Un homme connu sous le nom de Raphaël a été arrêté par des gendarmes le 17 janvier, dans la commune de Songa, située dans la province de Bururi. Il est soupçonné d'être un combattant du Conseil national pour la défense de la démocratie - Forces pour la défense de la démocratie (CNDD-FDD), groupe armé d'opposition majoritairement composé de Hutu qui opère au Burundi, en particulier dans le sud du pays. À la suite de son arrestation, jusqu'à 20 autres personnes ont été appréhendées en tant que collaborateurs présumés du CNDD-FDD, apparemment sur la base d'allégations formulées par Raphaël. Amnesty International ignore si ces allégations sont étayées par des éléments probants. D'après les informations recueillies, toutes les personnes appréhendées sont membres du Front pour la démocratie au Burundi (FRODEBU), le principal parti politique à dominante hutu. Les autorités locales ont apparemment indiqué que d'autres interpellations allaient avoir lieu.
INFORMATIONS GÉNÉRALES
Le conflit s'est intensifié dans de nombreuses régions du Burundi depuis le mois d'août 2000, au cours duquel a été signé un accord de paix auquel aucun des deux principaux groupes armés d’opposition burundais, dont le CNDD-FDD, n'est partie. Depuis l'investiture du gouvernement de transition prévu par l'accord de paix, le 1er novembre 2001, le conflit a connu une nouvelle escalade. De graves atteintes aux droits humains, notamment de très nombreuses exécutions extrajudiciaires commises par des membres des forces armées et des homicides illégaux perpétrés par des groupes armés d'opposition, ont également été signalées.
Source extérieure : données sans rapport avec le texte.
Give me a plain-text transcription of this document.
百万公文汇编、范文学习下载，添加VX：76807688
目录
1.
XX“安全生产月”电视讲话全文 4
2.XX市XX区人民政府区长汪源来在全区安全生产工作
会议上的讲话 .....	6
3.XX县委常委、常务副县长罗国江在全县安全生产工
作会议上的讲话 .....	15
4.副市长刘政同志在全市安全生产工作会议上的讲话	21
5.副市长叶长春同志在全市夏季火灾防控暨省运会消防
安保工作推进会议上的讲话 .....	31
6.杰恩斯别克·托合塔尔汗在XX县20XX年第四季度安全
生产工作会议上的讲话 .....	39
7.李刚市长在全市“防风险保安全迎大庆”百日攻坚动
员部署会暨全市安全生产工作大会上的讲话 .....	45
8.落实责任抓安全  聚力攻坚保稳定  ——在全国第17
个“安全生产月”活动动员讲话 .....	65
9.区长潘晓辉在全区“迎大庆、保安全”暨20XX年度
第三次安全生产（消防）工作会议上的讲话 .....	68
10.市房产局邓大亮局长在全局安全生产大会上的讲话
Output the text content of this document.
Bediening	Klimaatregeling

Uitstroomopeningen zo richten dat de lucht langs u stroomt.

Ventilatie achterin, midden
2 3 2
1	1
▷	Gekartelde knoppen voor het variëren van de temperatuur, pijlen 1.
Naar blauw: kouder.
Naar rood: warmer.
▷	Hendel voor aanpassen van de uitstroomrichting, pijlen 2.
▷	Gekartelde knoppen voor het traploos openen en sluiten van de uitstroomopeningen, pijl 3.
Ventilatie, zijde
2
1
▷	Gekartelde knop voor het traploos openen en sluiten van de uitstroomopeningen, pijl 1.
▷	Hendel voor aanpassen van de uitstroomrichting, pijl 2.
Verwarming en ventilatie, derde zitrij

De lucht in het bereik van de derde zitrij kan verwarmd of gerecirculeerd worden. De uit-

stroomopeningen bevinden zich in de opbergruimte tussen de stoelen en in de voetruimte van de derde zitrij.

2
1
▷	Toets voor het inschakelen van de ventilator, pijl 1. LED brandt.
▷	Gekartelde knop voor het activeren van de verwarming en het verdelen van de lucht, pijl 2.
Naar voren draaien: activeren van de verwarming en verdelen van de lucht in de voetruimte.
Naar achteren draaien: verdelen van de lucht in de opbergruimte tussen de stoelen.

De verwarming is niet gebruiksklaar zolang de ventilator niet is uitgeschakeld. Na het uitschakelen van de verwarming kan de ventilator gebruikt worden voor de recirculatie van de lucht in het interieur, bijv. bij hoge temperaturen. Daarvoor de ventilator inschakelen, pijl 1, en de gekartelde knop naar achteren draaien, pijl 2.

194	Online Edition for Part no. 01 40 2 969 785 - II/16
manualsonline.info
Les actes de torture et autres formes de mauvais traitements sont monnaie courante au début des périodes de détention au Burundi. Les personnes soupçonnées d'entretenir des liens avec des groupes armés d'opposition sont tout particulièrement exposées à ces violences ; elles sont systématiquement battues, attachées dans des positions extrêmement douloureuses, privées de nourriture et menacées de mort. Amnesty International sait que plusieurs individus sont morts en détention des suites de sévices l'année dernière. Ce recours généralisé à la torture est d'autant plus alarmant que les personnes arrêtées sont souvent détenues au secret, et donc privées de tout contact avec leurs proches et les représentants d’organisations humanitaires ou de défense des droits humains.
Selon certaines sources, le 27 janvier 2002, Louis Nzinbagije et son épouse, Juliette Habonimana, ont été exécutés de manière extrajudiciaire sur la position militaire de Gayiro, dans la commune de Musigati, située dans la province de Bubanza, dans le nord du Burundi, où ils avaient été conduits après avoir été arrêtés le même jour par des soldats. Cet homme était soupçonné de collaboration avec un groupe armé d'opposition.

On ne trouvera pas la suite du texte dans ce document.